GIVE ME THE LOOT OR I’LL CAULK YOU!

AUSTIN, TEXAS- Police arrested a man accused of injuring a gas station clerk while attempting to rob him — with a caulk gun.

Jose A. Romero fled the scene in the company of a transgender prostitute he’d picked up earlier in the evening, according to an affidavit issued by the Travis County Sheriff’s Office.

The affidavit says the clerk, Johnnie Limuel, 68, told police that a man dressed in women’s clothing entered the Speedy Stop on East 51st Street and bought a pack of cigarettes and $5 worth of gas.

Just after he walked out to a red pickup truck at a gas pump, another man walked into the store with a caulk gun partially visible under a white t-shirt. The man pointed the caulk gun at Limuel and demanded money.

Limuel told police he thought it was a joke when he saw the caulk gun, but the assailant continued to demand money. Romero struck Limuel with the caulk gun after he could not open the cash drawer. So, Limuel struck back, hitting the man with a plastic trash can.

The assailant left the store without any money and was later arrested and charged with aggravated robbery.

RIDE ’EM CROC BOY!

BROOME, AUSTRALIA- A drunk Australian man suffered only a bite to his right leg after he entered an enclosure to try to ride Fatso, a five metre long crocodile.

Police said the man had been thrown out of a tavern when he climbed into Fatso’s enclosure because he wanted to pet the animal.

“He attempted to sit on its back and the croc took offense to that and spun around and bit him on the right leg,” Sgt. Roger Haynes told the Australian Associated Press. “For an unknown reason, the crocodile let him go and he managed to scale the fence and exit the park.”

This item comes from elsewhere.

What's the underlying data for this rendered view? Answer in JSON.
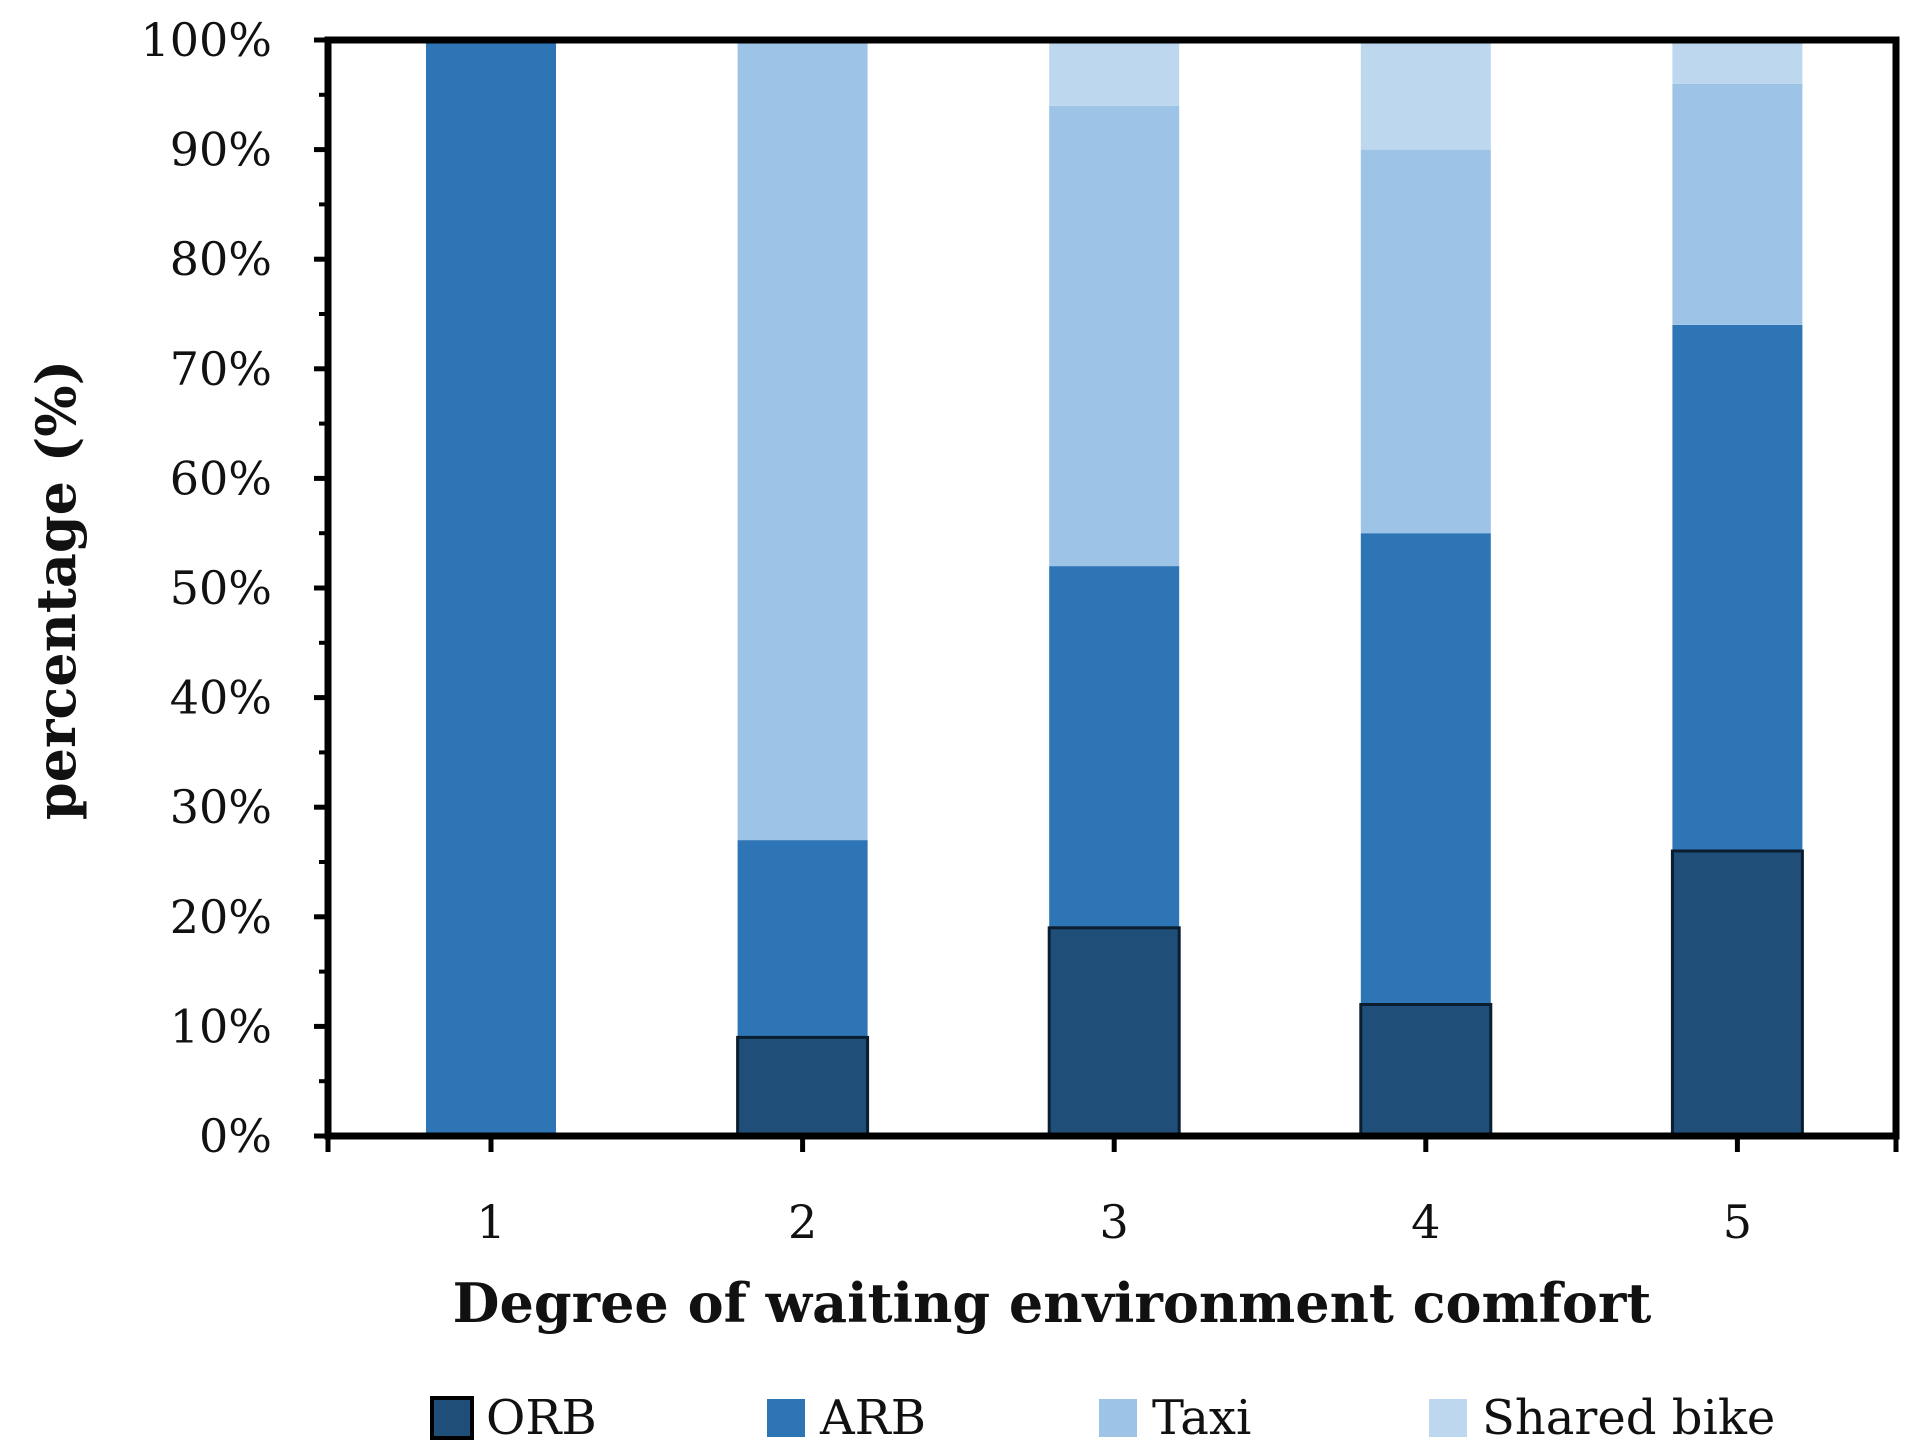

Park owner Malcolm Douglas said the cooler weather made Fatso sluggish, which is likely why the man was able to escape. The drunk man managed to make it to a nearby tavern to get help from the attack. Officials say the victim had some “very nasty lacerations” to his leg, would remain in hospital and that he was lucky to be alive.

“No person in their right mind would try to sit on a five metre crocodile,” he said.

CHOMP! CHOMP!

ROMANTIC ROBBER

NEW YORK, NEW YORK- Roses are red; violets are blue; sugar is sweet and so is apprehending you!

Police arrested Edward Pemberton, AKA The Bouquet Bandit, after his fingerprints were lifted from a pair of fresh flowers that became the robber’s signature while holding up six banks.

His most recent robbery was at Bank of Smithtown in Chelsea where the shave-headed, goateed man brandished a colorful, pink-tissue wrapped bouquet and pulled a note from its scented confines demanding cash, police said.

He emphasized the point, saying “give me all your hundreds and fifties. Don’t be a hero.” The teller forked over the loot and he fled — leaving the flowers behind.

“The flowers show I’m polite,” Pemberton said, whose rap sheet includes 14 prior arrests. “I’m a good person.”

WRINKLE FREE BULLY

VILLA RICA, GEORGIA- Authorities have charged Robert E. Tyrell, Jr. with aggravated assault and false imprisonment after they allege he held his mother hostage for failing to iron his clothes.

The police say the 29-year-old man, who lives with his parents, wanted his mother to do some ironing because it was “woman’s work.”

When mom refused, authorities allege he pulled out a gun, and took his 51-year-old mother’s keys and cell phones and refused to let her leave for at least six hours.

She eventually escaped and went to a police station. Officials were able to get the man out without incident.